Lymphoma is a cancer of the lymphatic system, which is part of your immune system and is made up of a network of lymph vessels and glands as well as a number of organs.
Clear fluid called lymph flows through the lymphatic system and contains infection-fighting white blood cells known as lymphocytes.
There are two types of lymphoma: Hodgkin’s lymphoma and non-Hodgkin’s lymphoma, each affecting a different type of lymphocytes. Hodgkin’s lymphoma is more common in young people than non-Hodgkin’s lymphoma, and mostly affects young people between 15 and 35. Hodgkin’s lymphoma is the second most common type of cancer found in young people. Hodgkin’s lymphoma can spread through the body quickly. However, despite this it’s also one of the most easily treated types of cancer. Almost all young people with Hodgkin’s lymphoma will fully recover.
Lymphoma is treated with chemotherapy and also sometimes radiotherapy. Steroids can also be used.
Signs and symptoms
The following could be a warning sign of lymphoma:
- A swelling in the lymph node, usually in the neck, armpit, or groin
Advanced Lymphoma symptoms:
- Unexplained tiredness or fatigue
- Heavy night sweats
- Unexplained, significant weight loss
- A persistent cough or feeling of breathlessness
- Persistent itching of the skin all over the body
- Trouble getting rid of infections
Other symptoms will depend on where in the body the enlarged lymph glands are.

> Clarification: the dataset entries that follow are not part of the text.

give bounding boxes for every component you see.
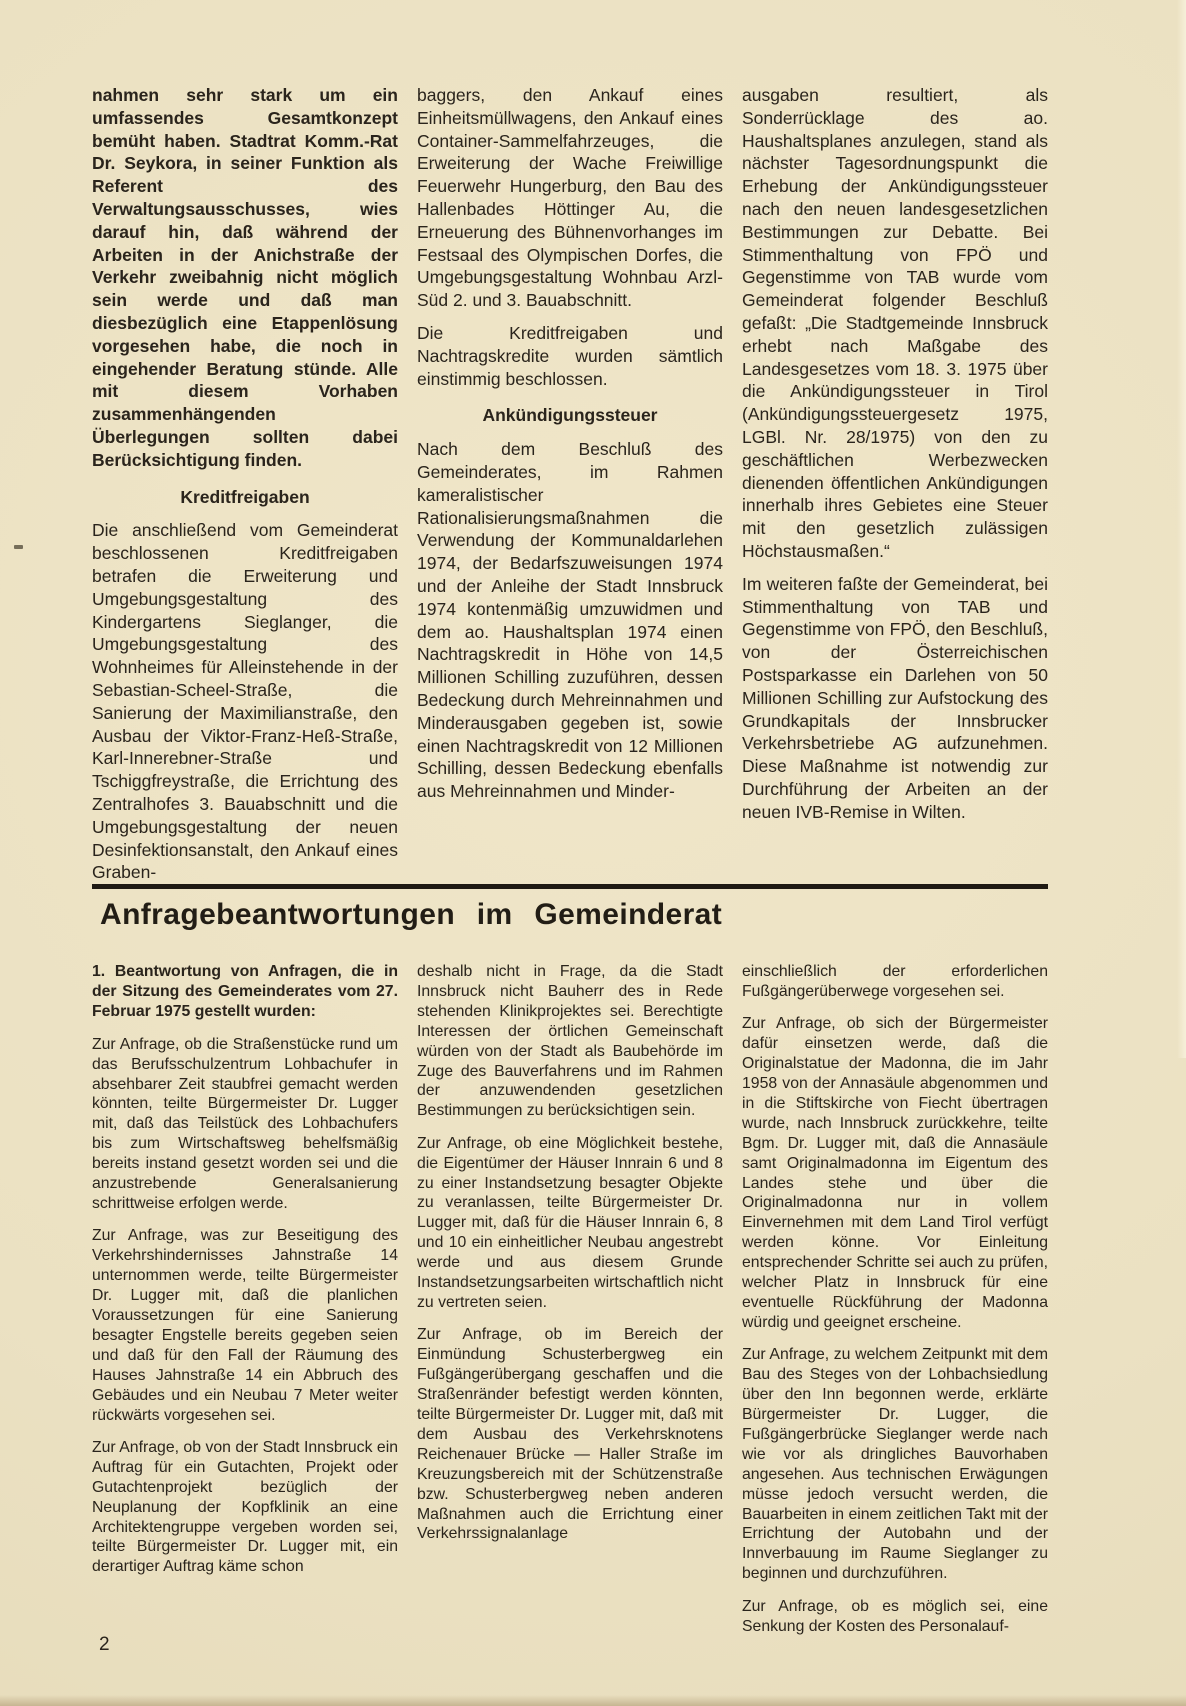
- subheading: Ankündigungssteuer: [482, 405, 658, 426]
- section-divider: [92, 884, 1048, 889]
- paragraph: 1. Beantwortung von Anfragen, die in der Sitzung des Gemeinderates vom 27. Februar 1975 gestellt wurden:: [92, 963, 398, 1020]
- paragraph: Die anschließend vom Gemeinderat beschlossenen Kreditfreigaben betrafen die Erweiterung und Umgebungsgestaltung des Kindergartens Sieglanger, die Umgebungsgestaltung des Wohnheimes für Alleinstehende in der Sebastian-Scheel-Straße, die Sanierung der Maximilianstraße, den Ausbau der Viktor-Franz-Heß-Straße, Karl-Innerebner-Straße und Tschiggfreystraße, die Errichtung des Zentralhofes 3. Bauabschnitt und die Umgebungsgestaltung der neuen Desinfektionsanstalt, den Ankauf eines Graben-: [92, 520, 398, 883]
- text-column: [742, 84, 1048, 894]
- text-column: [742, 962, 1048, 1649]
- paragraph: Zur Anfrage, ob eine Möglichkeit bestehe, die Eigentümer der Häuser Innrain 6 und 8 zu einer Instandsetzung besagter Objekte zu veranlassen, teilte Bürgermeister Dr. Lugger mit, daß für die Häuser Innrain 6, 8 und 10 ein einheitlicher Neubau angestrebt werde und aus diesem Grunde Instandsetzungsarbeiten wirtschaftlich nicht zu vertreten seien.: [417, 1134, 723, 1311]
- paragraph: einschließlich der erforderlichen Fußgängerüberwege vorgesehen sei.: [742, 963, 1048, 1000]
- text-column: [92, 84, 398, 894]
- paragraph: Nach dem Beschluß des Gemeinderates, im Rahmen kameralistischer Rationalisierungsmaßnahmen die Verwendung der Kommunaldarlehen 1974, der Bedarfszuweisungen 1974 und der Anleihe der Stadt Innsbruck 1974 kontenmäßig umzuwidmen und dem ao. Haushaltsplan 1974 einen Nachtragskredit in Höhe von 14,5 Millionen Schilling zuzuführen, dessen Bedeckung durch Mehreinnahmen und Minderausgaben gegeben ist, sowie einen Nachtragskredit von 12 Millionen Schilling, dessen Bedeckung ebenfalls aus Mehreinnahmen und Minder-: [417, 439, 723, 802]
- paragraph: Zur Anfrage, ob im Bereich der Einmündung Schusterbergweg ein Fußgängerübergang geschaffen und die Straßenränder befestigt werden könnten, teilte Bürgermeister Dr. Lugger mit, daß mit dem Ausbau des Verkehrsknotens Reichenauer Brücke — Haller Straße im Kreuzungsbereich mit der Schützenstraße bzw. Schusterbergweg neben anderen Maßnahmen auch die Errichtung einer Verkehrssignalanlage: [417, 1326, 723, 1543]
- paragraph: Zur Anfrage, ob sich der Bürgermeister dafür einsetzen werde, daß die Originalstatue der Madonna, die im Jahr 1958 von der Annasäule abgenommen und in die Stiftskirche von Fiecht übertragen wurde, nach Innsbruck zurückkehre, teilte Bgm. Dr. Lugger mit, daß die Annasäule samt Originalmadonna im Eigentum des Landes stehe und über die Originalmadonna nur in vollem Einvernehmen mit dem Land Tirol verfügt werden könne. Vor Einleitung entsprechender Schritte sei auch zu prüfen, welcher Platz in Innsbruck für eine eventuelle Rückführung der Madonna würdig und geeignet erscheine.: [742, 1015, 1048, 1331]
- paragraph: ausgaben resultiert, als Sonderrücklage des ao. Haushaltsplanes anzulegen, stand als nächster Tagesordnungspunkt die Erhebung der Ankündigungssteuer nach den neuen landesgesetzlichen Bestimmungen zur Debatte. Bei Stimmenthaltung von FPÖ und Gegenstimme von TAB wurde vom Gemeinderat folgender Beschluß gefaßt: „Die Stadtgemeinde Innsbruck erhebt nach Maßgabe des Landesgesetzes vom 18. 3. 1975 über die Ankündigungssteuer in Tirol (Ankündigungssteuergesetz 1975, LGBl. Nr. 28/1975) von den zu geschäftlichen Werbezwecken dienenden öffentlichen Ankündigungen innerhalb ihres Gebietes eine Steuer mit den gesetzlich zulässigen Höchstausmaßen.“: [742, 85, 1048, 561]
- page-number: 2: [99, 1634, 110, 1655]
- subheading: Kreditfreigaben: [180, 486, 310, 507]
- paragraph: Zur Anfrage, ob von der Stadt Innsbruck ein Auftrag für ein Gutachten, Projekt oder Gutachtenprojekt bezüglich der Neuplanung der Kopfklinik an eine Architektengruppe vergeben worden sei, teilte Bürgermeister Dr. Lugger mit, ein derartiger Auftrag käme schon: [92, 1438, 398, 1576]
- text-column: [417, 84, 723, 894]
- text-column: [417, 962, 723, 1649]
- paragraph: Zur Anfrage, ob es möglich sei, eine Senkung der Kosten des Personalauf-: [742, 1597, 1048, 1635]
- page-right-edge: [1177, 0, 1186, 1058]
- paragraph: baggers, den Ankauf eines Einheitsmüllwagens, den Ankauf eines Container-Sammelfahrzeuges, die Erweiterung der Wache Freiwillige Feuerwehr Hungerburg, den Bau des Hallenbades Höttinger Au, die Erneuerung des Bühnenvorhanges im Festsaal des Olympischen Dorfes, die Umgebungsgestaltung Wohnbau Arzl-Süd 2. und 3. Bauabschnitt.: [417, 85, 723, 311]
- paragraph: Zur Anfrage, ob die Straßenstücke rund um das Berufsschulzentrum Lohbachufer in absehbarer Zeit staubfrei gemacht werden könnten, teilte Bürgermeister Dr. Lugger mit, daß das Teilstück des Lohbachufers bis zum Wirtschaftsweg behelfsmäßig bereits instand gesetzt worden sei und die anzustrebende Generalsanierung schrittweise erfolgen werde.: [92, 1035, 398, 1212]
- text-column: [92, 962, 398, 1649]
- top-article-columns: [92, 84, 1048, 894]
- paragraph: Zur Anfrage, zu welchem Zeitpunkt mit dem Bau des Steges von der Lohbachsiedlung über den Inn begonnen werde, erklärte Bürgermeister Dr. Lugger, die Fußgängerbrücke Sieglanger werde nach wie vor als dringliches Bauvorhaben angesehen. Aus technischen Erwägungen müsse jedoch versucht werden, die Bauarbeiten in einem zeitlichen Takt mit der Errichtung der Autobahn und der Innverbauung im Raume Sieglanger zu beginnen und durchzuführen.: [742, 1346, 1048, 1583]
- paragraph: deshalb nicht in Frage, da die Stadt Innsbruck nicht Bauherr des in Rede stehenden Klinikprojektes sei. Berechtigte Interessen der örtlichen Gemeinschaft würden von der Stadt als Baubehörde im Zuge des Bauverfahrens und im Rahmen der anzuwendenden gesetzlichen Bestimmungen zu berücksichtigen sein.: [417, 963, 723, 1120]
- page-bottom-edge: [0, 1695, 1186, 1706]
- section-columns: [92, 962, 1048, 1649]
- paragraph: Zur Anfrage, was zur Beseitigung des Verkehrshindernisses Jahnstraße 14 unternommen werde, teilte Bürgermeister Dr. Lugger mit, daß die planlichen Voraussetzungen für eine Sanierung besagter Engstelle bereits gegeben seien und daß für den Fall der Räumung des Hauses Jahnstraße 14 ein Abbruch des Gebäudes und ein Neubau 7 Meter weiter rückwärts vorgesehen sei.: [92, 1227, 398, 1424]
- paragraph: Im weiteren faßte der Gemeinderat, bei Stimmenthaltung von TAB und Gegenstimme von FPÖ, den Beschluß, von der Österreichischen Postsparkasse ein Darlehen von 50 Millionen Schilling zur Aufstockung des Grundkapitals der Innsbrucker Verkehrsbetriebe AG aufzunehmen. Diese Maßnahme ist notwendig zur Durchführung der Arbeiten an der neuen IVB-Remise in Wilten.: [742, 573, 1048, 822]
- paragraph: nahmen sehr stark um ein umfassendes Gesamtkonzept bemüht haben. Stadtrat Komm.-Rat Dr. Seykora, in seiner Funktion als Referent des Verwaltungsausschusses, wies darauf hin, daß während der Arbeiten in der Anichstraße der Verkehr zweibahnig nicht möglich sein werde und daß man diesbezüglich eine Etappenlösung vorgesehen habe, die noch in eingehender Beratung stünde. Alle mit diesem Vorhaben zusammenhängenden Überlegungen sollten dabei Berücksichtigung finden.: [92, 85, 398, 470]
- margin-mark: [14, 545, 23, 549]
- paragraph: Die Kreditfreigaben und Nachtragskredite wurden sämtlich einstimmig beschlossen.: [417, 322, 723, 389]
- section-title: Anfragebeantwortungen im Gemeinderat: [100, 898, 723, 931]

For example, if the lymphoma is in the abdomen (tummy), you may have abdominal pain or indigestion.
Real life story: Fay, 15
I started to lose a lot of weight and was very tired all the time, I just had no energy. I was ill over Christmas and woke up on New Year’s Eve and couldn’t move my left arm. I went to hospital and they told me to go back if it got worse. The following day I couldn’t breathe properly and the pain had got worse. I went back and was diagnosed with Hodgkin’s lymphoma in four places.
I had the lump removed and eight months of chemo. Luckily I responded well to my treatment.
I missed a lot of school but I carried on going because I wanted to be normal. I didn’t like not being at school, I wanted to be like everyone else. It was hard to catch up when I went back properly in year 11 for my GCSE’s.
My hair started falling out while I was at school after the first few weeks of treatment so I cut it short and then shaved it off altogether. I felt really bad about not having hair. I wore wigs and wouldn’t be seen without them, I was very self conscious.
My mum had cancer twice before I did, so I knew a bit about it, but I was still very scared. Before I was diagnosed I had a feeling it was cancer, I told my family and they told me to think positively. A lot of the people around me didn’t really understand. I learned from my experience that the people who stand by me even when I push them away are the people I want in my life. It’s made me a stronger person.